Almost all websites have a few URLs that search engine crawlers do not have access to. While it is completely fine to block Googlebot’s access to certain pages, it is essential that you review them from time to time.

Some of those web pages might be important for indexing or for helping Googlebot discover other pages for crawling. In that case, make sure you are not blocking Googlebot from accessing them.

 

Removing 404 error pages

Error pages, such as those with 404 errors, are of no use to anyone. If Googlebot crawls such pages, it is only wasting valuable time. Therefore, you should fix 404 pages every time you can.

Moreover, it is also important to remember that Google crawlers will keep visiting 404 error pages periodically to see if they are live again. Therefore, the best way is to remove 404-error web pages completely to optimise the crawlability of your website.

 

Conserve crawl budget by minimising redirects

Each redirect in the redirect chain consumes Google’s crawl budget and consumes valuable time because Google crawlers need to check every page in the chain.

Therefore, it is recommended to minimise redirects and help Google crawl more efficiently.

 

Canonicalised pages

You might be aware of how canonicalisation works in SEO.

If there is content duplication, the canonical tag helps identify search engines which web page to index and rank in the search engine result pages.

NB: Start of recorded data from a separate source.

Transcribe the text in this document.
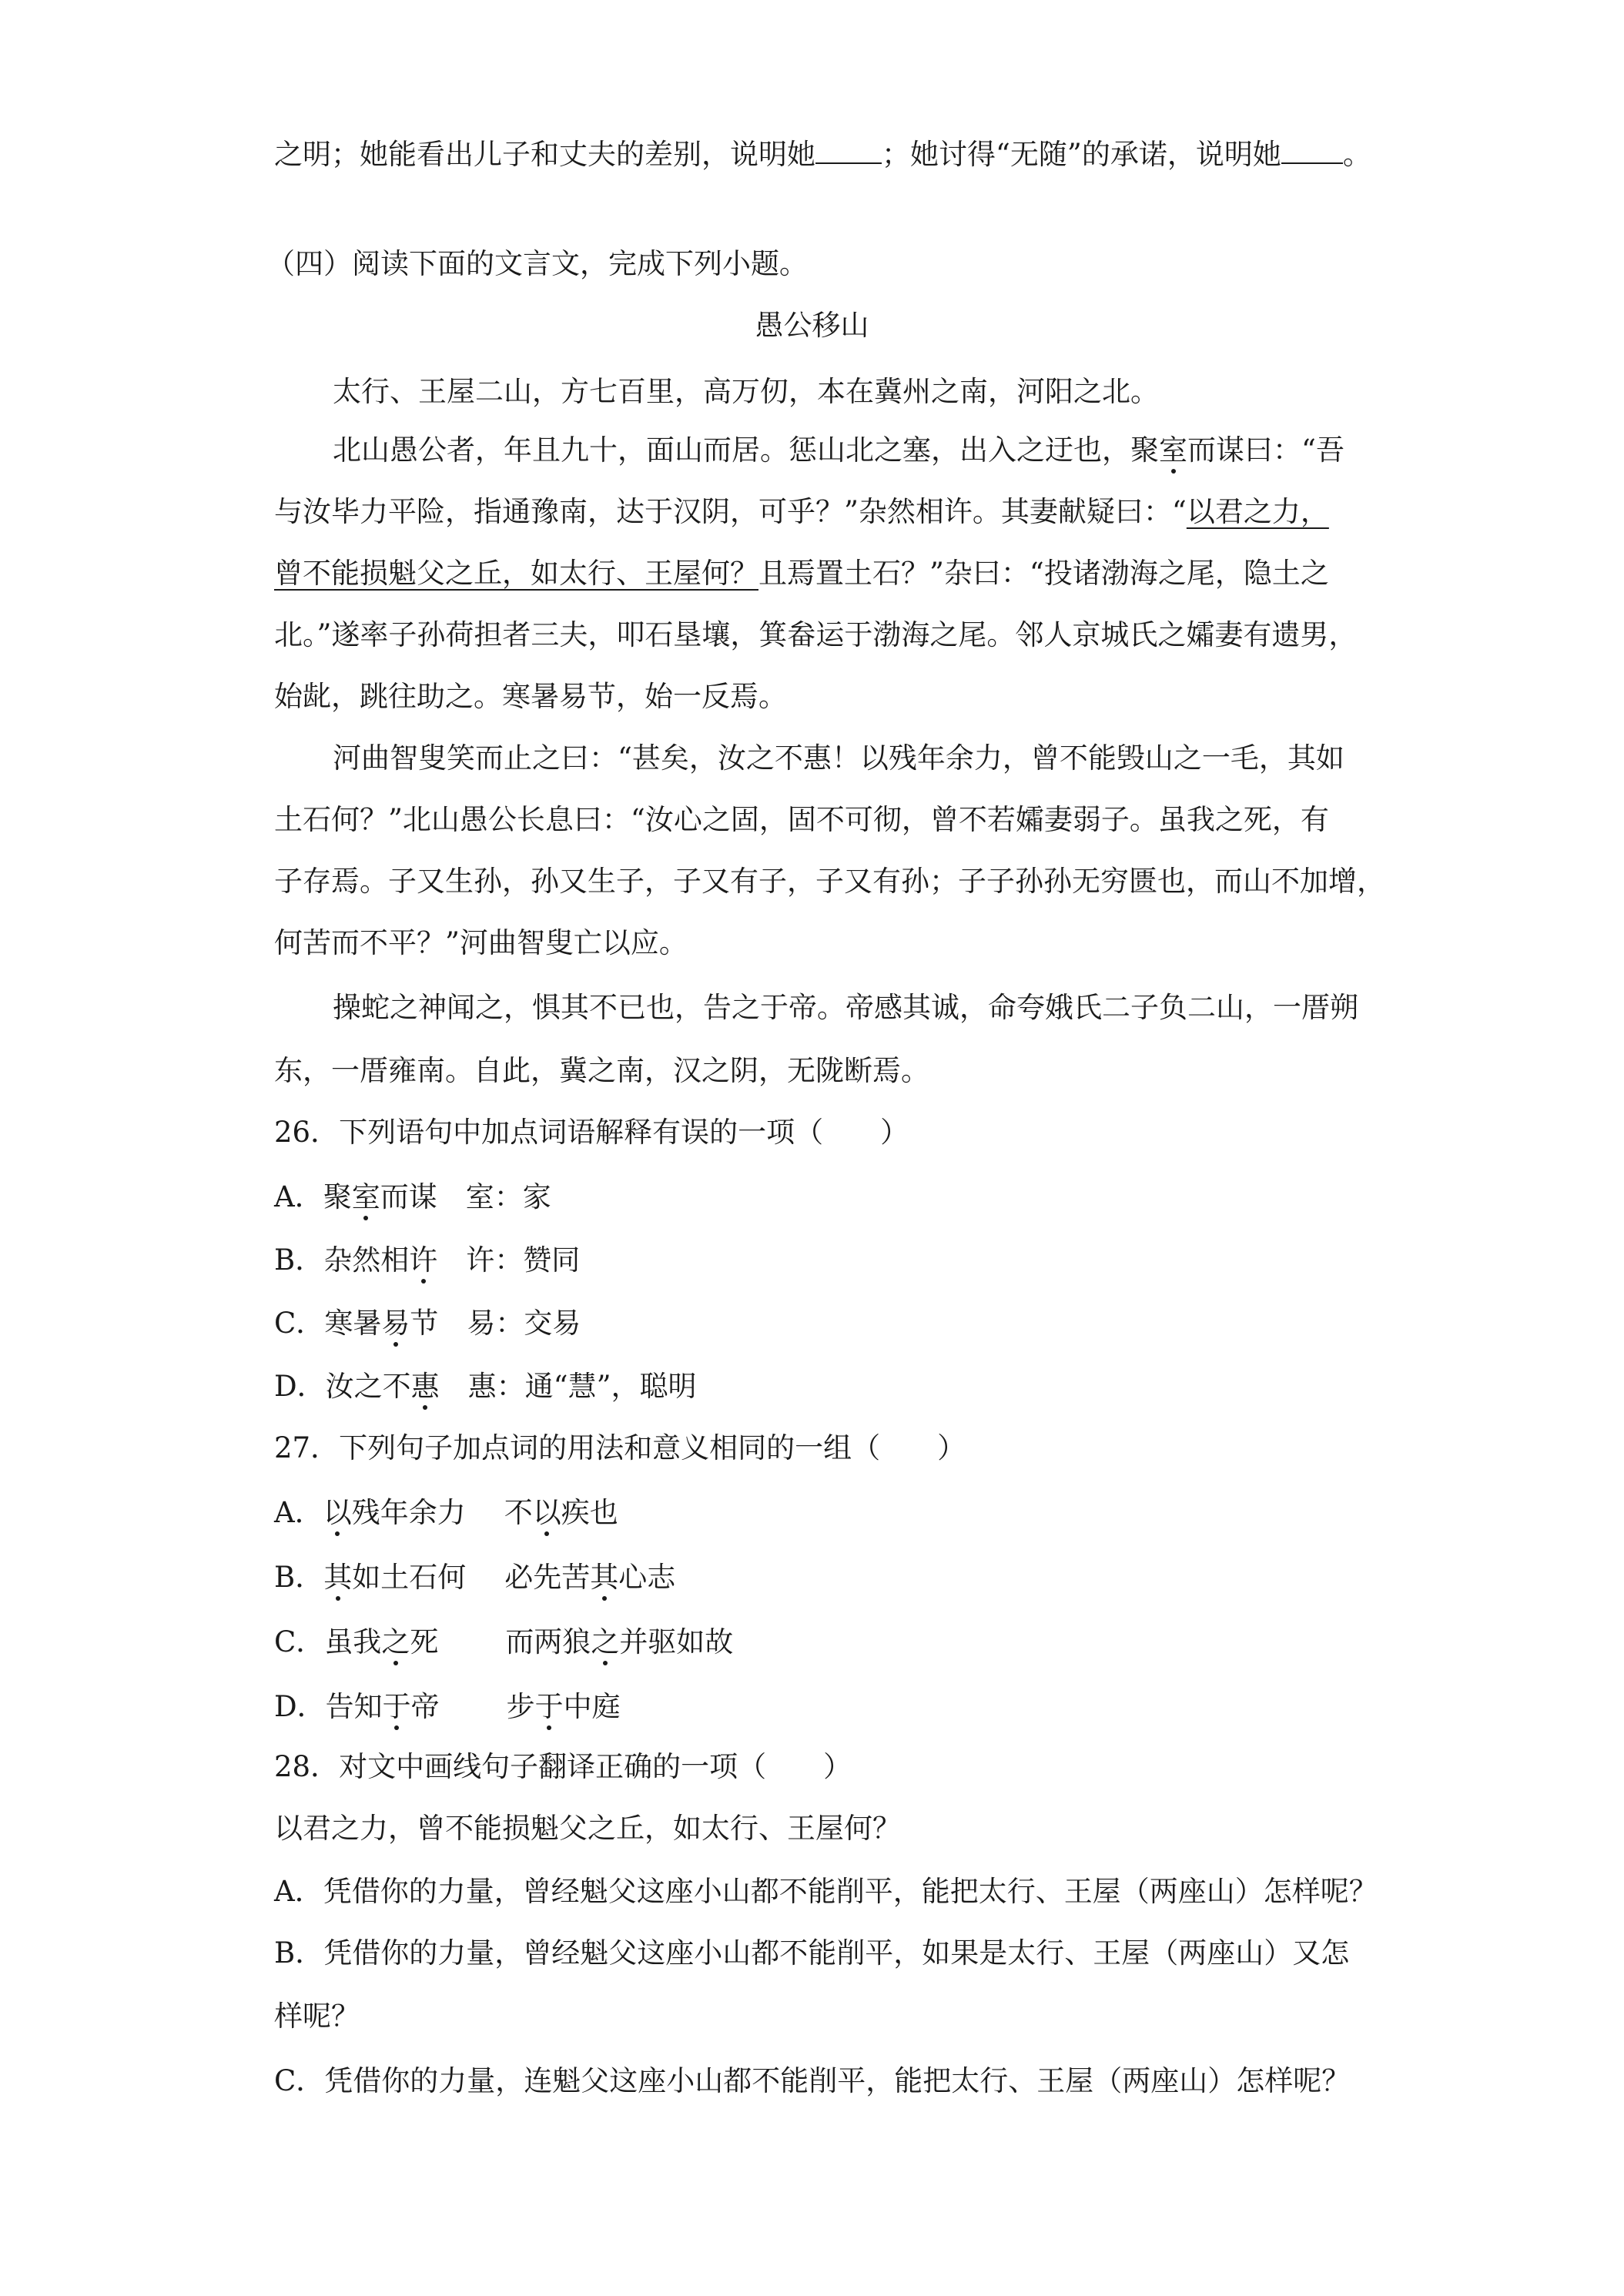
之明；她能看出儿子和丈夫的差别，说明她 ；她讨得“无随”的承诺，说明她 。
（四）阅读下面的文言文，完成下列小题。
愚公移山
太行、王屋二山，方七百里，高万仞，本在冀州之南，河阳之北。
北山愚公者，年且九十，面山而居。惩山北之塞，出入之迂也，聚室而谋曰：“吾
与汝毕力平险，指通豫南，达于汉阴，可乎？”杂然相许。其妻献疑曰：“以君之力，
曾不能损魁父之丘，如太行、王屋何？且焉置土石？”杂曰：“投诸渤海之尾，隐土之
北。”遂率子孙荷担者三夫，叩石垦壤，箕畚运于渤海之尾。邻人京城氏之孀妻有遗男，
始龀，跳往助之。寒暑易节，始一反焉。
河曲智叟笑而止之曰：“甚矣，汝之不惠！以残年余力，曾不能毁山之一毛，其如
土石何？”北山愚公长息曰：“汝心之固，固不可彻，曾不若孀妻弱子。虽我之死，有
子存焉。子又生孙，孙又生子，子又有子，子又有孙；子子孙孙无穷匮也，而山不加增，
何苦而不平？”河曲智叟亡以应。
操蛇之神闻之，惧其不已也，告之于帝。帝感其诚，命夸娥氏二子负二山，一厝朔
东，一厝雍南。自此，冀之南，汉之阴，无陇断焉。
26．下列语句中加点词语解释有误的一项（　　）
A．聚室而谋 室：家
B．杂然相许 许：赞同
C．寒暑易节 易：交易
D．汝之不惠 惠：通“慧”，聪明
27．下列句子加点词的用法和意义相同的一组（　　）
A．以残年余力 不以疾也
B．其如土石何 必先苦其心志
C．虽我之死 而两狼之并驱如故
D．告知于帝 步于中庭
28．对文中画线句子翻译正确的一项（　　）
以君之力，曾不能损魁父之丘，如太行、王屋何？
A．凭借你的力量，曾经魁父这座小山都不能削平，能把太行、王屋（两座山）怎样呢？
B．凭借你的力量，曾经魁父这座小山都不能削平，如果是太行、王屋（两座山）又怎
样呢？
C．凭借你的力量，连魁父这座小山都不能削平，能把太行、王屋（两座山）怎样呢？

However, to be able to decide which is the primary web page, Google still has to crawl all of them. This consumes and wastes Google’s crawl time.

Keep content duplication to a minimum level to help Google and optimise crawlability.

 

What’s next?

By taking the aforementioned steps for your website, you can improve the technical health of your website, identify areas of crawl waste, and help improve Google crawl more efficiently and effectively.